Baby Power takes the process a step further, being both a beautifully-presented argument on why reading to infants makes such a difference and the springboard for a series of specially-created books for babies, based on the Bookstart research findings.

It includes some fascinating facts about the benefits of Bookstart. Among these is an impressive 30 per cent improvement in literacy and 25 per cent improvement in maths among its young graduates when they start school.

There are also instructions for novices on the art of reading to a baby - with examples using specific books - and general advice on child development, child-rearing and he use of quality time.

The facts and figures are compelling evidence for anyone unconvinced by the idea and, if this book gets a few more parents reading to their children and, most importantly, enjoying sharing that time with their children, then the exercise will have been worthwhile.

And if it helps change attitudes so that reading with babies is seen as normal an activity as playing with them, then that’s even better.
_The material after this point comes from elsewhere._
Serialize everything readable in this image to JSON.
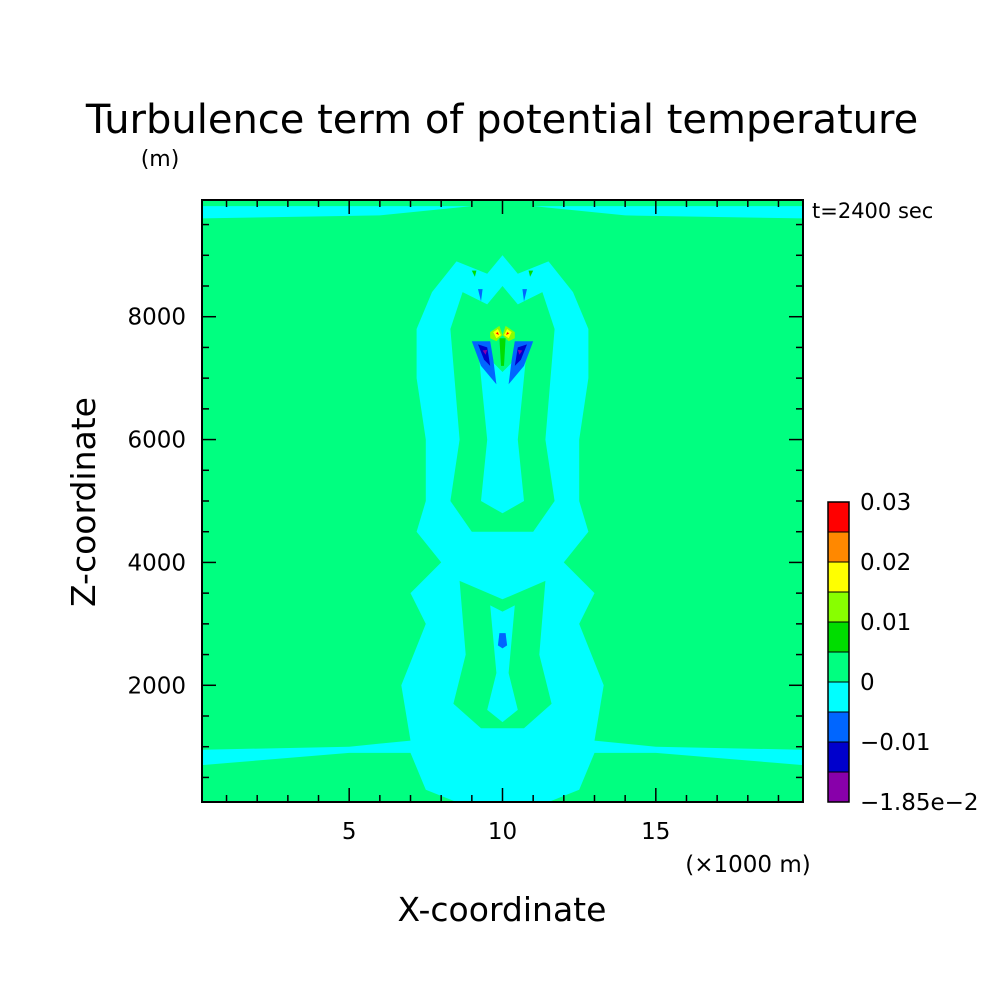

But there are problems with Baby Power, some of which are not of the book’s making. The first, and most fundamental, is that it is likely to be found and used by the very parents who would anyway have read to their babies. And catchy title though it is, Baby Power rather reinforces the attraction for parents with hothousing tendencies.

Though the book is attractively laid out, with glorious photographs of babies and parents revelling in books, the text is at times rather more authoritarian, though it does provide some very positive messages about being a good parent.

Every nursery and library should have a copy and, if the Government is serious about raising standards of achievement in schools, then it should ensure that a copy is put into the hands of all new parents as well.